Today, I found it necessary to cross the Susquehanna River twice.
On the way west, I took the "new" bridge, the Wright's Ferry Bridge on Rt.30. I guess it isn't really new, since it was finished in 1972. It seems there are always troubles on the bridge. People jump off it, cars and trucks wreck on it and traffic is stopped. It always seems clean - and bright and shiny - and impersonal. It seems to always be undergoing some construction....
Because of construction, I decided to use an older bridge when I came home and got thinking. As a child and as a teenager, the old bridge - the one we called "Poppy's Bridge" was the one we used:
We called it Poppy's Bridge because our grandfather was employed in building it. He was a carpenter and I guess he helped to build the forms. It was completed in 1930. We always heard the tales of the people who were killed during the building - falling into the large concrete "footers." I'm sure that isn't the right word, but you get the idea.
As I crossed the bridge, I really looked at it for a change. This was part of the first transcontinental highway - The Old Lincoln Highway. At the top of each decorative pier it has with what looks like a Greek key design in it... The new bridge is much wider and roomy, but it doesn't have touches like that - nor does it have a pedestrian walkway. Back in the day, people used to actually walk across the river between the two towns of Columbia and Wrightsville.
Speaking of which... I also thought about the tales our grandmother used to tell about going to visit her oldest sister.
Mimi, our grandmother, was the youngest of 17, born and raised in Columbia, PA. Her oldest sister, Esther, lived in Wrightsville. Mimi talked about how she would walk across the old railroad bridge, listening all the while for a train. If one should come along while they were crossing, she and any companion would cling to the sides of the bridge until the train passed... It always sounded terrifying. Although - I was just reading about the old bridge and it seems that the few cars that wanted to use the bridge would wait until the trains passed and then use the same bridge... Sounds like a rough ride!

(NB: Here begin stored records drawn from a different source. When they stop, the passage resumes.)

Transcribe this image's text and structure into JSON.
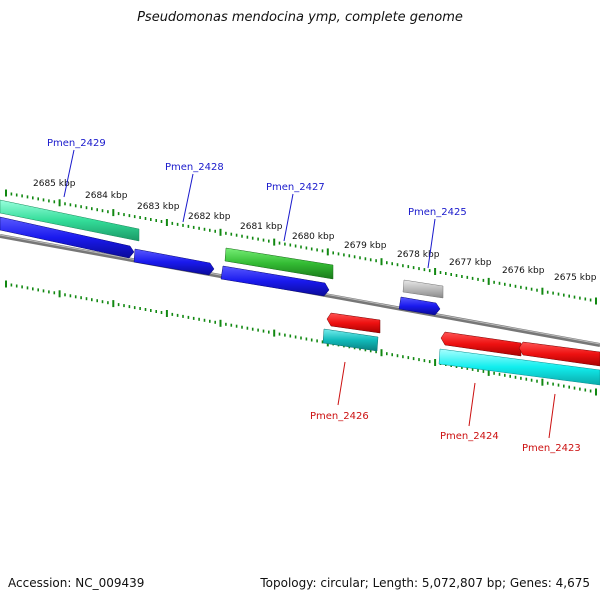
{
  "title": "Pseudomonas mendocina ymp, complete genome",
  "footer": {
    "accession": "Accession: NC_009439",
    "summary": "Topology: circular; Length: 5,072,807 bp; Genes: 4,675"
  },
  "scale_labels": [
    "2685 kbp",
    "2684 kbp",
    "2683 kbp",
    "2682 kbp",
    "2681 kbp",
    "2680 kbp",
    "2679 kbp",
    "2678 kbp",
    "2677 kbp",
    "2676 kbp",
    "2675 kbp"
  ],
  "genes": [
    {
      "label": "Pmen_2429",
      "strand": "forward",
      "label_color": "#1a1acc"
    },
    {
      "label": "Pmen_2428",
      "strand": "forward",
      "label_color": "#1a1acc"
    },
    {
      "label": "Pmen_2427",
      "strand": "forward",
      "label_color": "#1a1acc"
    },
    {
      "label": "Pmen_2425",
      "strand": "forward",
      "label_color": "#1a1acc"
    },
    {
      "label": "Pmen_2426",
      "strand": "reverse",
      "label_color": "#cc1111"
    },
    {
      "label": "Pmen_2424",
      "strand": "reverse",
      "label_color": "#cc1111"
    },
    {
      "label": "Pmen_2423",
      "strand": "reverse",
      "label_color": "#cc1111"
    }
  ],
  "colors": {
    "forward_cds": "#1a1aee",
    "reverse_cds": "#ee1111",
    "forward_gc": "#33dd99",
    "green_track": "#33bb33",
    "grey_track": "#aaaaaa",
    "teal_track": "#11bbbb",
    "cyan_track": "#11eeee",
    "backbone": "#888888",
    "tick": "#118811"
  }
}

There had previously been two record breaking long covered bridges over the Susquehanna, but the first one had been destroyed by ice, high water and severe weather on February 5, 1832.
The second covered bridge shown here...
was famously burnt to prevent the advancement of Confederate troops across the river.
I think in there somewhere was another covered railroad bridge, but these are the ones I have heard about over the years. Funny the things that will occur to you just driving over a bridge.